Once again the commercial real estate community and the lenders have not looked at the all important demographics at play. They haven’t come to grips with the new paradigm emerging, or should it be said has been emerging. Outsourcing was the major concern a few years ago...does anyone realistically believe that has gone away?
But there is a “But” the commercial brokers and owners will tell you...we have tenants signed up for long term leases, so we are insulated from unemployment trends. To some extent that is true; however, it will depend on how deep and far reaching the economic slow down becomes, since companies that go under don’t out live their leases or they stay afloat they don’t renew their leases. Its great if you have large publicly traded stable companies as all your tenants, but, how many office buildings are filled only with Triple A rated tenants...probably the same amount as those Triple “A” rated CMBS bonds that are out in the bond market going begging.
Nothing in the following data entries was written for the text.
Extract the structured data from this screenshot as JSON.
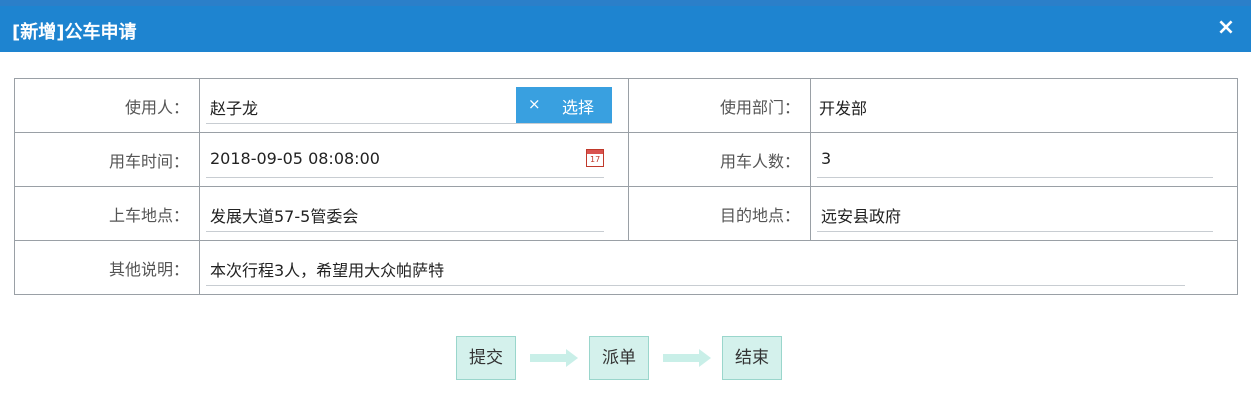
{
  "dialog": {
    "title": "[新增]公车申请",
    "close_symbol": "×"
  },
  "form": {
    "user_label": "使用人：",
    "user_value": "赵子龙",
    "clear_symbol": "×",
    "select_label": "选择",
    "dept_label": "使用部门：",
    "dept_value": "开发部",
    "time_label": "用车时间：",
    "time_value": "2018-09-05 08:08:00",
    "count_label": "用车人数：",
    "count_value": "3",
    "pickup_label": "上车地点：",
    "pickup_value": "发展大道57-5管委会",
    "dest_label": "目的地点：",
    "dest_value": "远安县政府",
    "note_label": "其他说明：",
    "note_value": "本次行程3人，希望用大众帕萨特"
  },
  "workflow": {
    "steps": [
      "提交",
      "派单",
      "结束"
    ],
    "step_color": "#d4f1ec",
    "arrow_color": "#c9efe8"
  },
  "colors": {
    "titlebar": "#1e84d0",
    "select_button": "#39a0e0"
  },
  "icons": {
    "calendar": "calendar-icon",
    "close": "close-icon"
  }
}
You also have many buildings which were bought at such thin margins; in which the slightest vacancy will put their cash flow into negative territory... Or you have those that bought at the thinnest margins “banking” on the projected rent spikes that will never happen soon enough to keep them afloat.
Please someone tell this audience how office vacancies are not destined to rise and why. Please explain where the demand will be coming from.
Its no different than the NAR Chief Economist saying there is pent-up demand for housing that will be evident in the second half of 2008 into 2009. That is a self serving ridiculous statement as it has no basis in reality. The same question must be asked of the NAR...where and how is this demand coming from? Is it coming from those that just lost their houses due to the sub-prime mess? Is it coming from low wage illegal immigrants? Is it coming from the aging Baby Boomers who will be looking to sell their homes to move into smaller places which require no hands-on maintenance and want to stash their equity for their retirement years? Will it be the small Gen X & Y populations or perhaps the “Shadow Boomer” generation which is just now getting into the work force who are not traditional home buyers?
It remains to be seen how deep this economic downturn cuts, but if history is any guide, as the famous Actress Betty Davis said in one of her movies...”fasten your seatbelts gentlemen ‘cause its going to be a very bumpy ride”...Keep your eye on the unemployment data and the rise in credit card delinquencies. The Federal Reserve can not bail out the economy...they will save the banking system from itself, but you won’t see any lending of significance going on for some time to come.
No lending means no business expansions and so on. Fasten your seatbelts....The New Paradigm has just begun. As Charles Darwin said...” It is not the strongest of the species that survives, nor the most intelligent, but the one most responsive to change." Commercial real estate et al does not adapt to change very quickly and resists it at all costs, especially the commercial real estate community et al.